> The difference is, the current diagnostics allow the user to figure out what
> happened. This change does not -- there's no way to find out which 'f' caused
> the problem, and how we got from 'f' to 'g'.

Yes, the user can still figure out how you got from `f` to `g`. The user can
either add an extra overload for `g` or comment out `g`(and continue so until
the user gets to `f`). So instead of working forwards from `f` to `g`, the
user just works backwards from `g` to `f`. However, its less likely a user
would need to do that since 90% of the time users want to get to `g` and not
to `f`.

Paul
 



     On Monday, April 6, 2015 4:24 PM, Richard Smith <[email protected]> 
wrote:
   
 

 On Mon, Apr 6, 2015 at 2:08 PM, Paul Fultz II <[email protected]> wrote:

> gives the user no idea of how we got from a call to f into a call to g.

For the default case, its better to show the first and last in the trace, as 
most users don't care about the intermediate steps.

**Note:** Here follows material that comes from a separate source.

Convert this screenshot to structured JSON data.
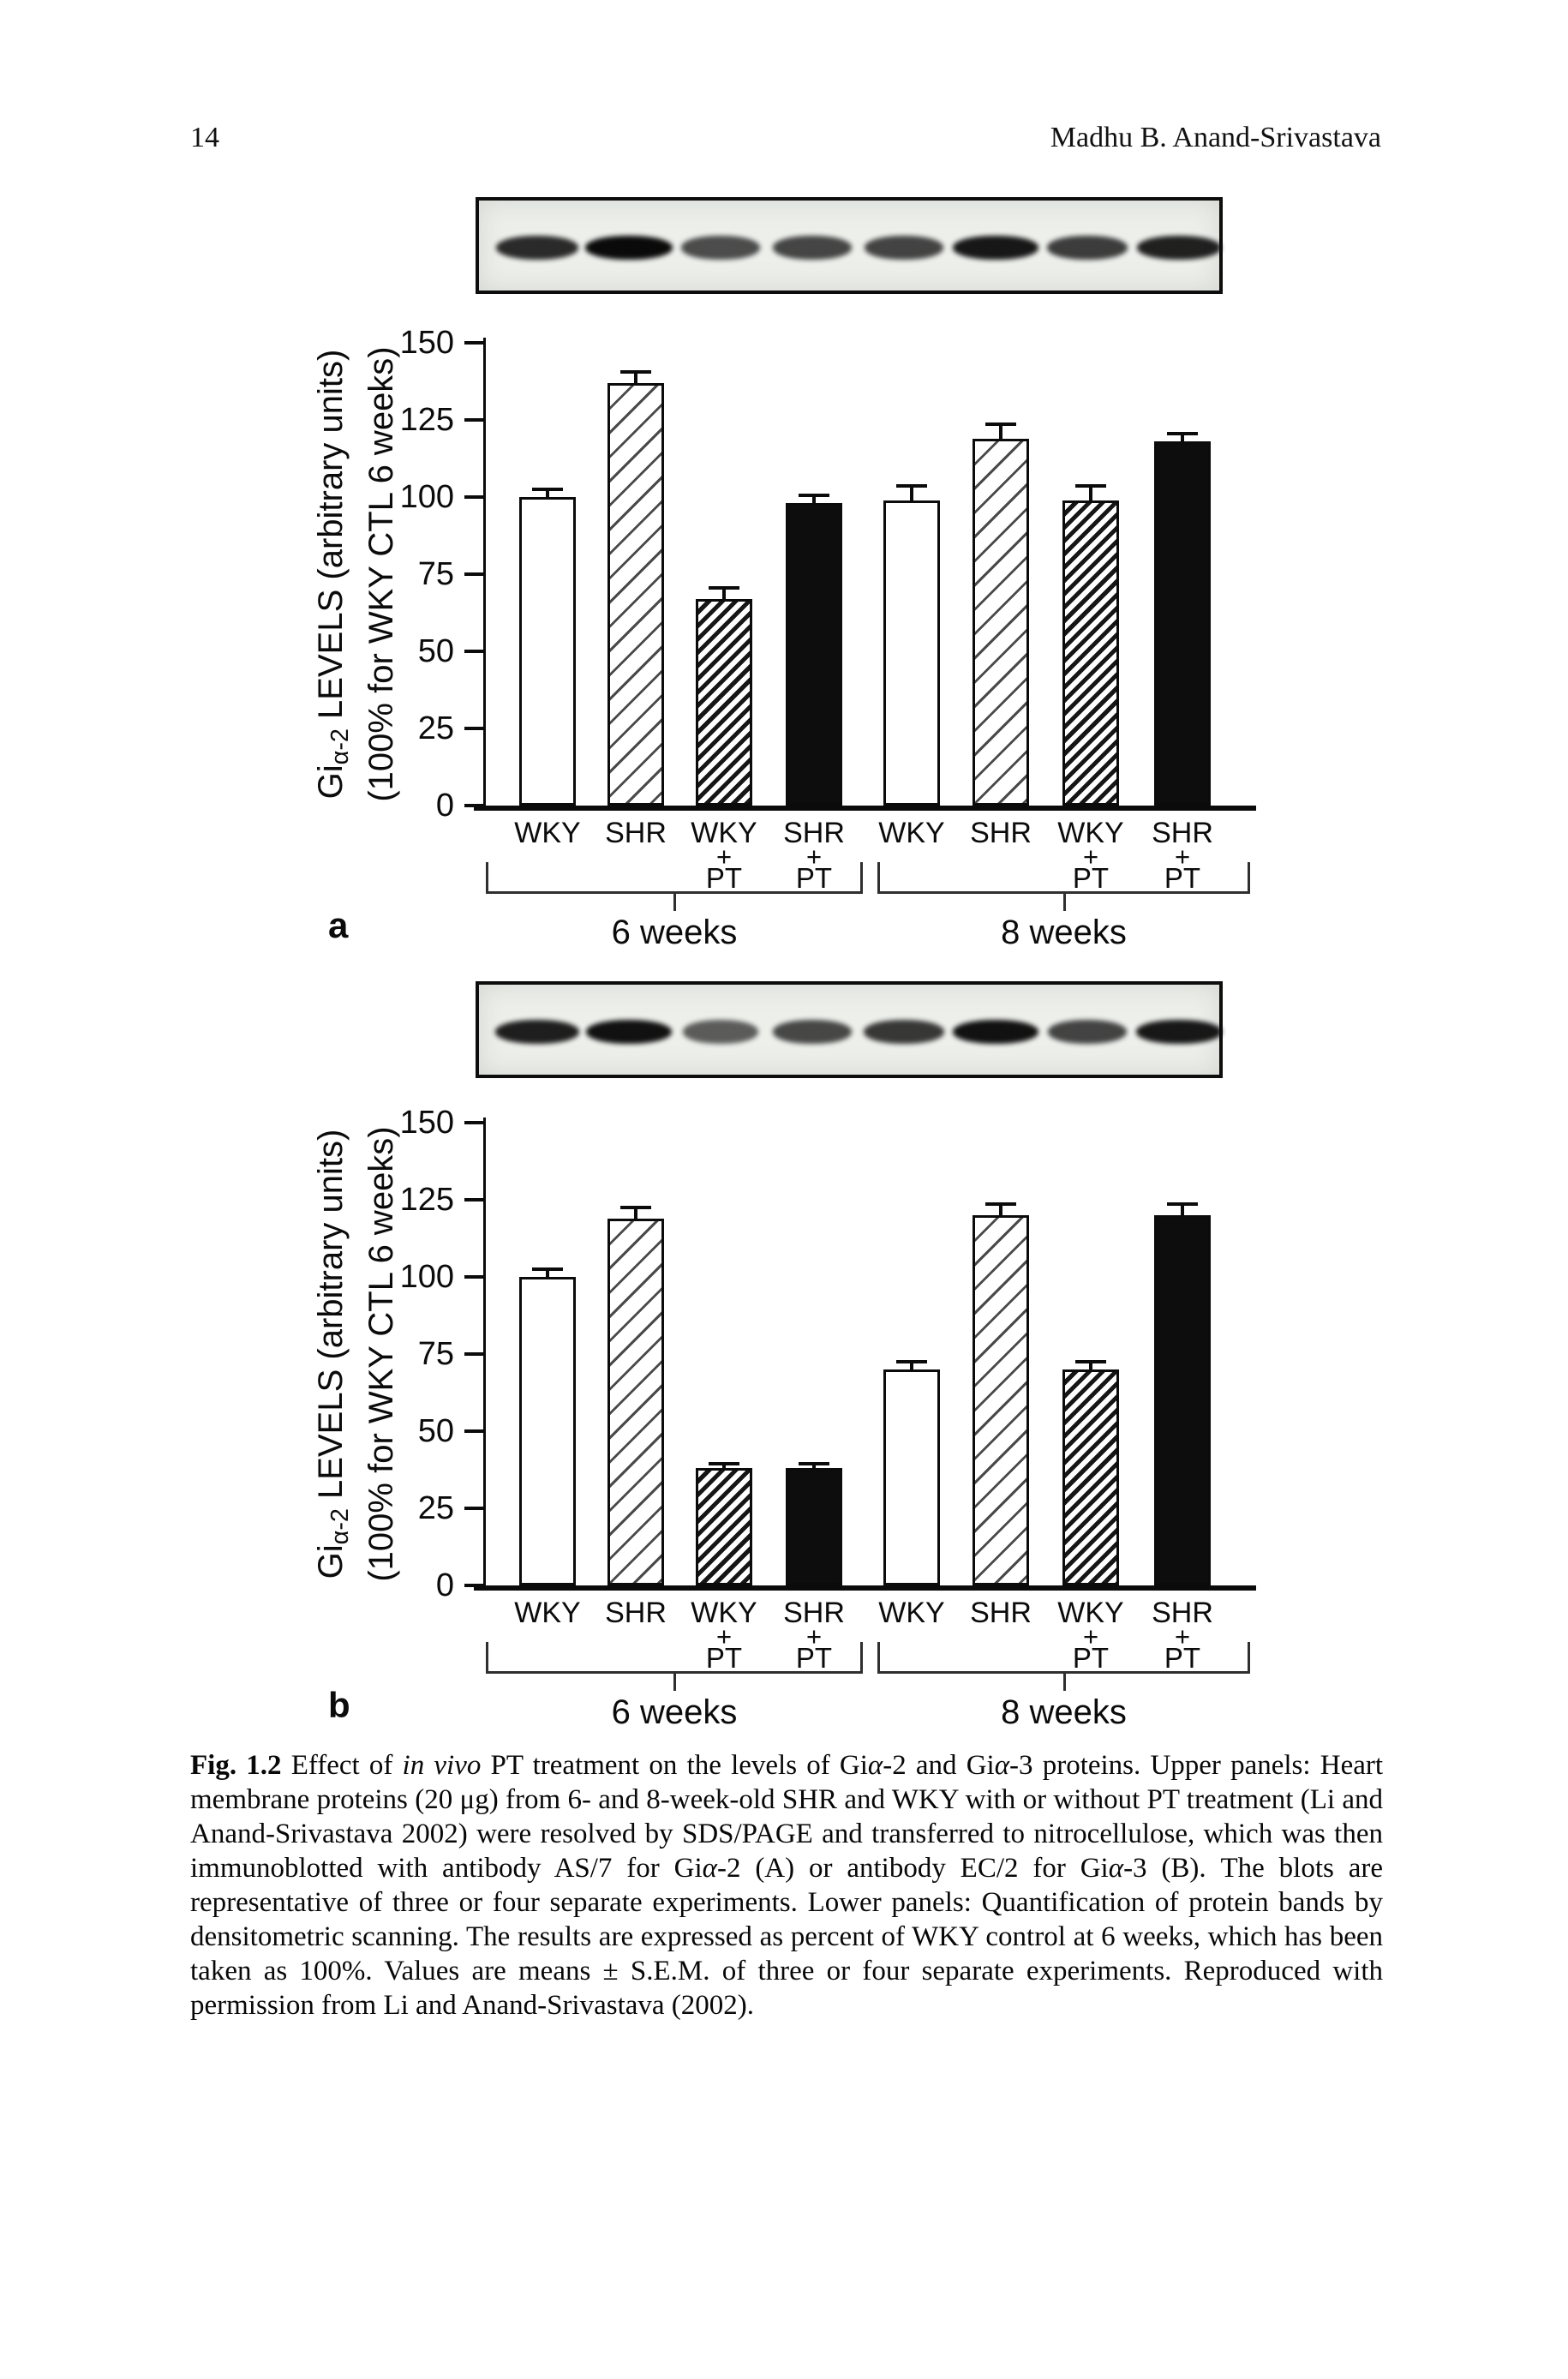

> If we produced a stack of 'in instantiation of' notes, this would be fine

Yes, the full back trace can be added in the future(perhaps as a compiler 
flag). This is the first step towards that direction. There needs to be some 
refactoring to `DeductionFailureInfo` so it stores the entire 
diagnostics(rather than a single diagnostic) to make a full back trace possible.

The difference is, the current diagnostics allow the user to figure out what 
happened. This change does not -- there's no way to find out which 'f' caused 
the problem, and how we got from 'f' to 'g'. Hence this patch is not acceptable 
as-is -- not even as a stepping stone to something better.

> note that's exactly what my patch in comment#1/comment#2 of that bug does

That seemed to be more of a hack then something to be used in production.

Yes, absolutely, that change is not production-ready.